Она тоже была полностью одета, в трикотажной кофте, трениках и хлопковых носках, все одного оттенка серого. Телевизор освещал ее яркими судорогами новостей в прямом эфире, окрашивая белую кожу в основные цвета текущих событий. Когда корреспондент перечислял военные потери во всем мире, я положил руку на ее кофту, где, согласно женской анатомии, предполагалась грудь. Мишель вздохнула. Теперь, если одна грудь слева, другая должна находиться справа, — на полразмера меньше, по словам Мишель, из-за чего на вес она была не тяжелее кухонной прихватки. Я положил туда другую руку. Я ничего не почувствовал.
— Пожалуйста, займись со мной любовью, — выдохнула Мишель.
Под артобстрел на Ближнем Востоке мы спустили к носкам ее треники и спортивного кроя трусы. Обнажив таким же манером мои гениталии, мы достали из упаковки презерватив со спермицидной смазкой.
— Проверь срок годности, — сказала она. Срок годности больше, чем средняя продолжительность брака.

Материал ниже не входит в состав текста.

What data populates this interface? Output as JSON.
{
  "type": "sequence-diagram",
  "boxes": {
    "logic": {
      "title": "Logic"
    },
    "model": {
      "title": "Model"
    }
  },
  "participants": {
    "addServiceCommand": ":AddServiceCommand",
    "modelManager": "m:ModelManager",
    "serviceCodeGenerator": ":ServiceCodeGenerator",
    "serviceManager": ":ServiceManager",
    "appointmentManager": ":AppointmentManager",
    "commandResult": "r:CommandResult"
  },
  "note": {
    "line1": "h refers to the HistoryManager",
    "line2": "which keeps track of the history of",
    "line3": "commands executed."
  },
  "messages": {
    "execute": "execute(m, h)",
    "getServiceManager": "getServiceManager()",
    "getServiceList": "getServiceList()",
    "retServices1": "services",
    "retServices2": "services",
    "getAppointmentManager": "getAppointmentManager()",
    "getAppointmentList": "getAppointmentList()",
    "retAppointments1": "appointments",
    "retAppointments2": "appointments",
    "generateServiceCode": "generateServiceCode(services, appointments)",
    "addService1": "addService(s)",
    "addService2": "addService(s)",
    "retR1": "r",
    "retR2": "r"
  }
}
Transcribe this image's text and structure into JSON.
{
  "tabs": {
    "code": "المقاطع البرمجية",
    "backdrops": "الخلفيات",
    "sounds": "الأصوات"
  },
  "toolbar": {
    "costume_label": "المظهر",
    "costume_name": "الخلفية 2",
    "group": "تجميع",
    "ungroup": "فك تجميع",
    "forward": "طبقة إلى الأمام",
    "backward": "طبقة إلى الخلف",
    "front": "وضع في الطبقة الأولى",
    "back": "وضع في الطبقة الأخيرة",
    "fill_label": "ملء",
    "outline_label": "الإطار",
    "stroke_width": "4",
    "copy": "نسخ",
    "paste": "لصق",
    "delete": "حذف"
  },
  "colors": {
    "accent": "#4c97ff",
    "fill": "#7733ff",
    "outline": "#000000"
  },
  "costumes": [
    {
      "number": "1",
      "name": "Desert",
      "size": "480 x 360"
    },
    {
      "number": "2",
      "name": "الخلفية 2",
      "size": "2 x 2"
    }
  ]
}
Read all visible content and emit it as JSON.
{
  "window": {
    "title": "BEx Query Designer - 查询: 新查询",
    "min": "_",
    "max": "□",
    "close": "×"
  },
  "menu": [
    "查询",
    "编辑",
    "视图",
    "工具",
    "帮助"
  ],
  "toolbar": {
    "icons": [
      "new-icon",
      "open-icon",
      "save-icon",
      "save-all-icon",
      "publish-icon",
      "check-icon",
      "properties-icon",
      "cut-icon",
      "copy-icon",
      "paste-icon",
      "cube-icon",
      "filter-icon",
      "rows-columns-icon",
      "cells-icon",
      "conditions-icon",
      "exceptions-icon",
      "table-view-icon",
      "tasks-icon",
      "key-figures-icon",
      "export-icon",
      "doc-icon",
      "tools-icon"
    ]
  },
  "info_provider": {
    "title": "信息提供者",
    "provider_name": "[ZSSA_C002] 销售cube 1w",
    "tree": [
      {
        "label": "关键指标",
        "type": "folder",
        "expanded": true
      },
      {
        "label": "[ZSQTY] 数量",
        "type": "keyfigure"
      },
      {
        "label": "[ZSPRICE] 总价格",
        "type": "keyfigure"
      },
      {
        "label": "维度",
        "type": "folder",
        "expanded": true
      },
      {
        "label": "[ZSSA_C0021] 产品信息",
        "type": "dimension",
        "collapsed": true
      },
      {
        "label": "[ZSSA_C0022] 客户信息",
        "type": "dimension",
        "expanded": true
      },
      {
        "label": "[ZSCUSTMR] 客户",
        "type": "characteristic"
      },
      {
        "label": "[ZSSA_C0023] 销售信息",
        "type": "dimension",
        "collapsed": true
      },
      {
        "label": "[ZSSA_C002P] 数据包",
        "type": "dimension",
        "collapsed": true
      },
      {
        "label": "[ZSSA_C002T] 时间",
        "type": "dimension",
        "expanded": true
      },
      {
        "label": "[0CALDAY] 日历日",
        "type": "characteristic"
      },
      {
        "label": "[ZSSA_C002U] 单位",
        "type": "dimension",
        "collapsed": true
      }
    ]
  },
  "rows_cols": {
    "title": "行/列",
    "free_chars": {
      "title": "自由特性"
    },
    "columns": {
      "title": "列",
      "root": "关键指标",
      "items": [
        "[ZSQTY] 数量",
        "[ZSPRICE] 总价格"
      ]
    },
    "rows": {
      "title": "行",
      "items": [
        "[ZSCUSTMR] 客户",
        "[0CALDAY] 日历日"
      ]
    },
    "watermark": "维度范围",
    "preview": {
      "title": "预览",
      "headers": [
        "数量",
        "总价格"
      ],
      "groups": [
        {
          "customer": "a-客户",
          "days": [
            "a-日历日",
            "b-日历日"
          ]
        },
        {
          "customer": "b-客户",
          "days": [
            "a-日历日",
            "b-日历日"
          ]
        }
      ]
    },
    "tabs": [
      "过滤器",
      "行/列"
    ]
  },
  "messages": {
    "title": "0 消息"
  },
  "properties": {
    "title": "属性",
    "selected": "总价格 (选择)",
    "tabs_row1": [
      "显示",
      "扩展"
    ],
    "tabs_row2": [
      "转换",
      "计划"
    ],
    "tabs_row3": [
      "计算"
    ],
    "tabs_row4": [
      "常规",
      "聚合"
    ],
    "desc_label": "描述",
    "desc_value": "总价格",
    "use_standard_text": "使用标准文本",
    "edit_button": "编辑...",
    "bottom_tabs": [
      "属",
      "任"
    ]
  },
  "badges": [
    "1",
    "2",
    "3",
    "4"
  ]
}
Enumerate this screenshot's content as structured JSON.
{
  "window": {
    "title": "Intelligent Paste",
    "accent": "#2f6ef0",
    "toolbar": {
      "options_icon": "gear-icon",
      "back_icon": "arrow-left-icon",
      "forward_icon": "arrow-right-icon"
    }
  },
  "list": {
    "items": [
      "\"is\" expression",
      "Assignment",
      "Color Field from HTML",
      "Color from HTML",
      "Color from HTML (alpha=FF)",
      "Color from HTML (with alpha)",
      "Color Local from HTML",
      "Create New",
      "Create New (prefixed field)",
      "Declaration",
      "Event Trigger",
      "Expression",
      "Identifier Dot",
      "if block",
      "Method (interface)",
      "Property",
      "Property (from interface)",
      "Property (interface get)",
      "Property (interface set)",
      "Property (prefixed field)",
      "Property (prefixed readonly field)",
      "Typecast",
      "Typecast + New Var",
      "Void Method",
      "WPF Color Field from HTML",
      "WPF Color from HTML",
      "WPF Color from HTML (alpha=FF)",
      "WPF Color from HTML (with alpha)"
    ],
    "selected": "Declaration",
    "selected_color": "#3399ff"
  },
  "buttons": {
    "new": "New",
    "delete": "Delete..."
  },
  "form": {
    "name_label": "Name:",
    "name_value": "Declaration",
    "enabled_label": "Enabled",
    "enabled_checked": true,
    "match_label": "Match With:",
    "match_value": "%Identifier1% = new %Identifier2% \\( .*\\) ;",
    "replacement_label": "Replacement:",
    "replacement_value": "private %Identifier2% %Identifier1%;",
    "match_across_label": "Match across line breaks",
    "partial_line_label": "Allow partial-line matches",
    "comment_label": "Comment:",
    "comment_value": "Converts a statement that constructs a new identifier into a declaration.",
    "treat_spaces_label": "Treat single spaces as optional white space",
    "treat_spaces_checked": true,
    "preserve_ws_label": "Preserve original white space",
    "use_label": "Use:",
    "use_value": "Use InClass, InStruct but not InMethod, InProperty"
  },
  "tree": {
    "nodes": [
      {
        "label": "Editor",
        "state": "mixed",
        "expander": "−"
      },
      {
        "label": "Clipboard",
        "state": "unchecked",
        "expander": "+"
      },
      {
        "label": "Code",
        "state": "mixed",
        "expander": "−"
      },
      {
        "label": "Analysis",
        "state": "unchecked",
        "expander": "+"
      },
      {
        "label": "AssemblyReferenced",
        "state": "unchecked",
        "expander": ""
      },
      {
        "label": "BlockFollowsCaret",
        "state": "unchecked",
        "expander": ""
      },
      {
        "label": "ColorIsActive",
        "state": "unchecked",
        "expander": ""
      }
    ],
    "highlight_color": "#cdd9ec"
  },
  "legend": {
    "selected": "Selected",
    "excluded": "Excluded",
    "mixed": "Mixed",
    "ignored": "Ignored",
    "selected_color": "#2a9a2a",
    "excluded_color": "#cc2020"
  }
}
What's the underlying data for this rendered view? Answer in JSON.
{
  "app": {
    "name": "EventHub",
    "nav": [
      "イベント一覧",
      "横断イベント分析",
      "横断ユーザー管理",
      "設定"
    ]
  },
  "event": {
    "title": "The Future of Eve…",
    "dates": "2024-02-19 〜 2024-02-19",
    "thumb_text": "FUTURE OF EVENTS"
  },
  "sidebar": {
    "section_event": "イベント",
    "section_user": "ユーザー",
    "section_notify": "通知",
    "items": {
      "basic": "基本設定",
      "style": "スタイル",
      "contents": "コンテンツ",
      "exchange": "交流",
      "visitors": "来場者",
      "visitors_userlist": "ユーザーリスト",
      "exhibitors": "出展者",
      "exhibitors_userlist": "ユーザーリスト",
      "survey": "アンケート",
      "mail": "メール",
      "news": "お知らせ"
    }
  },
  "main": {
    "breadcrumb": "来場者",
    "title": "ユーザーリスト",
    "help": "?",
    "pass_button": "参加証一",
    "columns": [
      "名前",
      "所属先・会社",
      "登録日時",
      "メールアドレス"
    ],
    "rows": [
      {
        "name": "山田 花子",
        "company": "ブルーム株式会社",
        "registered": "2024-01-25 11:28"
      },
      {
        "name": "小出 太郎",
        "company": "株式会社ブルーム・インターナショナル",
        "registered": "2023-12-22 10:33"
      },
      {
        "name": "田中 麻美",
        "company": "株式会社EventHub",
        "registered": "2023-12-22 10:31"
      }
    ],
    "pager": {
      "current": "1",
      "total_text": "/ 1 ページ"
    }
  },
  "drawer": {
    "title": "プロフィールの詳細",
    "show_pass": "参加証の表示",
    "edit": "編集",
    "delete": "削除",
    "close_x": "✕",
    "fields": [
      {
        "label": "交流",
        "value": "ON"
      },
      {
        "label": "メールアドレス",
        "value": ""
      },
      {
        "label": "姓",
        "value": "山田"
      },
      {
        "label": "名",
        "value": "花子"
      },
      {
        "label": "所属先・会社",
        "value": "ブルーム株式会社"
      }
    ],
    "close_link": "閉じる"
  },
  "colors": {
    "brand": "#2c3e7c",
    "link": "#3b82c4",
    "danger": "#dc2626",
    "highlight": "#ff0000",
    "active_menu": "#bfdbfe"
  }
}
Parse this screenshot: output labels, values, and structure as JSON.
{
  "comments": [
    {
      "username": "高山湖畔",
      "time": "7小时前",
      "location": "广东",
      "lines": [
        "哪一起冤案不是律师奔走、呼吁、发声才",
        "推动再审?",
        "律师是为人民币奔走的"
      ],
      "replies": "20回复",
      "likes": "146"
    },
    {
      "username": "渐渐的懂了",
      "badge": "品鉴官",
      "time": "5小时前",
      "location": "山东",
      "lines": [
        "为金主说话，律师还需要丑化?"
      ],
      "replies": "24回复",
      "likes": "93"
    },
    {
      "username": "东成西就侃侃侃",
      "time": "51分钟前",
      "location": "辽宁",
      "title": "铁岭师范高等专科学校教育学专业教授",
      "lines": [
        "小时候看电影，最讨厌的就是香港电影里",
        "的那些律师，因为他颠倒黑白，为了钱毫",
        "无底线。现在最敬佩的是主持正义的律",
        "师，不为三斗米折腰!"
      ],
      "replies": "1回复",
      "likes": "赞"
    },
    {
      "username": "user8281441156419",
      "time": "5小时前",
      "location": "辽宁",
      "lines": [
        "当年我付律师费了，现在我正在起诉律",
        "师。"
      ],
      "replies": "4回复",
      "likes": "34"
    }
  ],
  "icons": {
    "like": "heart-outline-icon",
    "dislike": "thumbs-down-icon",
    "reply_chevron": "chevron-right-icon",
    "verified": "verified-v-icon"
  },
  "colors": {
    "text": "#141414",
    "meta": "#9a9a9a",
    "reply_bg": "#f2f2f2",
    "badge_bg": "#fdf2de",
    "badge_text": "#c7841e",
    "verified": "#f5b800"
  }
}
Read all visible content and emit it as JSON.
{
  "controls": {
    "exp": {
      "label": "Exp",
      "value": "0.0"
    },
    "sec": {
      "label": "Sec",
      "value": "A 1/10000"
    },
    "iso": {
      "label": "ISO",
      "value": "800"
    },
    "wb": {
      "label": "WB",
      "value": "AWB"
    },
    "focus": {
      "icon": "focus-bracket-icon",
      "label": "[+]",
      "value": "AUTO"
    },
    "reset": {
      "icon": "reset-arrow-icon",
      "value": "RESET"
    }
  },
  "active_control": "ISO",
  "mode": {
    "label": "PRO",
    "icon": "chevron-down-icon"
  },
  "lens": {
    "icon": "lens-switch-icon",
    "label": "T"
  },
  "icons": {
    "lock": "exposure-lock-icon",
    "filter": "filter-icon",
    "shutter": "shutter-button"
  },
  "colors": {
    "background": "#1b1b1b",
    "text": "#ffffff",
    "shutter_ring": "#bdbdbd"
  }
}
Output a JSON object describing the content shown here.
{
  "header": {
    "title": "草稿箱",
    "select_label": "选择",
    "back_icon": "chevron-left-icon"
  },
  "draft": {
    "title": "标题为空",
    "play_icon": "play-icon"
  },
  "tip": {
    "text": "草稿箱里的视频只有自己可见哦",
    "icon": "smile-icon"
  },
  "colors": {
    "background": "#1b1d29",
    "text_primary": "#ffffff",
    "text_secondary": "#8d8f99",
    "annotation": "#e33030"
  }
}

Итак, у нас были все необходимые ингредиенты для безопасного и ответственного сношения. Одно лишь затруднение: мы оба не возбудились физиологически. Для нее это проблемы не составляло; в интересах ноноксинолизации всей моей спермы до последней капли у нее имелся личный запас лубрикантов, которого хватило бы для смазки всего оборудования тяжелой промышленности индустриально развитой нации. Но толку от этого было мало — из-за отсутствия эрекции у меня. Она попробовала применить всяческие ручные способы воздействия на мой пенис, что означало компенсацию неумелости энтузиазмом и прекратилось, лишь когда она чуть не поменяла местами яйца в моей мошонке. Она перешла к оральному спектаклю, опаснее предыдущего из-за близости зубов, но в остальном достаточно безвредному: похоже, в детстве она убедила себя — и так и не выросла из этого убеждения, — что минет заключается в надувании фаллоса посредством нагнетания воздуха в мочевыводящий канал. Переубеждать ее означало лишь продлить суровое испытание, так что я не стал ее отговаривать и смотрел автомобильную рекламу, пока не достиг полной эрекции в ее симпатичном ротике. Мы были готовы. Пока она смазывала себя, я натянул презерватив. Дальше — только вопрос позиционирования. То есть координации множества локтей и коленей в замкнутом пространстве при строгих временных ограничениях. Мы усадили ее на меня, где дополнительный обзор повышал шансы взаимного согласования. Она направила мои руки под свитер, прилепив их ладонями вниз под спортивный бюстгальтер, и ввела мой латексный член в вагину, словно тампон.
Смазка гарантировала комфортабельное облегание, сводя к нулю трение — мы ничего не чувствовали. Как и в недавней перепалке, каждый играл свою обычную роль, но при этом каждый присутствовал в постели не больше, чем персонажи на экране ее телевизора. Диктор говорил, а мы трахались, и никто не пострадал.